Natascia Danieli L’ epistolario di Mosheh Chayyim Luzzatto 01/03/2007
Autore: Giorgia Greco

L’ epistolario di Mosheh Chayyim Luzzatto             Natascia Danieli

Giuntina                                                                              Euro 30,00

 

 

 

 

 

 

I tre rabbini frugano negli armadi, aprono i cassetti, passano i libri a uno a uno. Una perquisizione in piena regola. Il caso è grave, perché il giovane Mosheh ha messo a rumore non solo il ghetto di Padova ma anche le austere scuole talmudiche della vicina Venezia. Le voci si fanno sempre più insistenti. Bisogna fermare lo scandalo, prima che sia troppo tardi.

 

 

Ed ecco che saltano fuori “uno specchio da mano con la coperta di sagrino nero, e coltelli col manico nero e un candelotto di cera, annerito dal continuo maneggio”. Il sospetto diviene certezza quando compaiono, su vecchie pergamene, formule per scongiuri e diagrammi magici. Non c’è dubbio, quell’armamentario serve per cerimonie di qabbalah pratica, per invocare le forze sefirotiche con rituali proibiti.

 

 

Interrogato, Mosheh accampa qualche scusa. Specchio e rasoio li usa per farsi la barba (ma non ne ha quasi!) e la candela per far luce mentre si rade. Ma i rabbi alzano la voce, chiamano suo padre, lo minacciano “D’una rovina totale della sua casa”, di trascinare anche lui, rispettato mercante di sete e granaglie, nella vergogna. Il giovane è costretto a firmare un foglio, in cui s’impegna solennemente a non scrivere né insegnare più di qabbalah. Simula forse mansuetudine, ma i suoi occhi brillano cupi e mostrano come non sia affatto pentito di quei suoi esperimenti con l’invisibile.

 

 

“Enfant gâte”, eretico e provocatore, Mosheh Chayym Luzzatto è una delle figure più singolari del Settecento ebraico. Aveva studiato con precettori privati fino a conseguire, nel 1726, il primo grado del cursus rabbinico, ma subito gli si era rivelata quella voce interiore, il “maggid”, che gli suggeriva vertiginose visioni mistiche. Tra il 1727 e il 1730 dettò così a un allievo-segretario oltre tremila pagine di rivelazioni cabalistiche, quasi una scrittura automatica, con cui delineava il nuovo ordine cosmico che si sarebbe instaurato dopo la venuta del Messia.

 

 

La personalità carismatica di Mosheh sembrava fatta apposta per infiammare l’entusiasmo degl’intellettuali stanchi della vita stagnante del ghetto.

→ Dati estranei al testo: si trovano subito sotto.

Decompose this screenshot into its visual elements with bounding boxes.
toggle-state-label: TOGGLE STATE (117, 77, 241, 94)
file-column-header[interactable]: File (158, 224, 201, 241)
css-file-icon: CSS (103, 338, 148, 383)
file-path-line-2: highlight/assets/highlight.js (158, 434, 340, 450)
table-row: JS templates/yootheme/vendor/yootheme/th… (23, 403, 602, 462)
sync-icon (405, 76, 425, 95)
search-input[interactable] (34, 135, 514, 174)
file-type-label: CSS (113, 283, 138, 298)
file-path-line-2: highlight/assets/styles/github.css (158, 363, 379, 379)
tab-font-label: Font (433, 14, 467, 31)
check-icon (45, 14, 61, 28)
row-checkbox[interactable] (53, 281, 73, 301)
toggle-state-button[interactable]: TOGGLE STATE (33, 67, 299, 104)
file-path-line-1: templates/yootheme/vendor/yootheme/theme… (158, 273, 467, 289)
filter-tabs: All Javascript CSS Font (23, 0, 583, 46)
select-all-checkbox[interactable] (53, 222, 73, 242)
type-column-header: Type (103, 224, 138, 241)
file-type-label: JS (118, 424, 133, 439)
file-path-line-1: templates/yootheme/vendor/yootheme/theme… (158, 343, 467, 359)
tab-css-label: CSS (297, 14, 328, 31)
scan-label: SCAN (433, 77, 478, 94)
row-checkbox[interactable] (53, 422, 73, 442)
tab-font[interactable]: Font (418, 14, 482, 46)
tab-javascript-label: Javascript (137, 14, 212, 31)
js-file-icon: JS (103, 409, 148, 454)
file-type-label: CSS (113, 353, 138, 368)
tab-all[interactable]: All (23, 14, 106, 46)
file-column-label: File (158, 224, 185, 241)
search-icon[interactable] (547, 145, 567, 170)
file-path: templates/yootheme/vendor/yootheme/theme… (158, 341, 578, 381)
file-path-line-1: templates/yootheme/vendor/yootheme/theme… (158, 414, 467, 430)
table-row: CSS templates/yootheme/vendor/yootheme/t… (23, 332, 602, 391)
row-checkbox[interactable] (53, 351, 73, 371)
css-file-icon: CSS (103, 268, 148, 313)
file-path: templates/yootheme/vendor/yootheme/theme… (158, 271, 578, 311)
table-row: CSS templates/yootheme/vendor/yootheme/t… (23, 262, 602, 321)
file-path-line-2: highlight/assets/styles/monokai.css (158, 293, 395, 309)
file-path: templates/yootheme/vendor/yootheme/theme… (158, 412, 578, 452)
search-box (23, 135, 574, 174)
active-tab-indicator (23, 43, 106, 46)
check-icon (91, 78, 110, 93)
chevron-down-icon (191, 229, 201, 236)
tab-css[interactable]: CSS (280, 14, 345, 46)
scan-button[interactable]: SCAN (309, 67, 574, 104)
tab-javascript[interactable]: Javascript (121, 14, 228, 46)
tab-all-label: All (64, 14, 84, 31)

Si strinse così, attorno a quel maestro quasi ancora adolescente, un circolo di adepti, uniti dalla venerazione per lo Zohar, il capolavoro della qabbalah sefardita del medioevo.Nello statuto di fondazione del gruppo esoterico si legge che i membri s’impegnavano a studiare questo libro, considerato santo, giorno e notte, senza smettere mai. Il ruolo di ciascuno era stabilito con precisione, in una sorta di cerimoniale mistico, che doveva portare alla redenzione delle anime e a quella del mondo stesso.

 

 

Ma che un giovane privo della necessaria maturità si arrogasse la dignità di maestro era, per il giudaismo dell’epoca, segno di presunzione inaccettabile. Alla “perquisizione”, che portò alla scoperta del materiale compromettente in casa Luzzatto, seguirono altre pressioni, fino alla scomunica dei suoi scritti nel 1735.

 

 

Mosheh  non si piegò, lasciò l’Italia alla volta di Francoforte sul Meno e poi della più ospitale Amsterdam. Qui si ricreò una cerchia di ammiratori e discepoli, che lo veneravano come guida spirituale.

 

 

Tuttavia, ancora inappagato, Luzzatto decise di emigrare in Terra Santa, ad Acco.

 

 

Di quel soggiorno non si sa quasi nulla, e solo una notizia rompe il silenzio di un isolamento cercato nella visione interiore: la morte di peste, a soli 39 anni, di quest’ultimo genio della qabbalah italiana.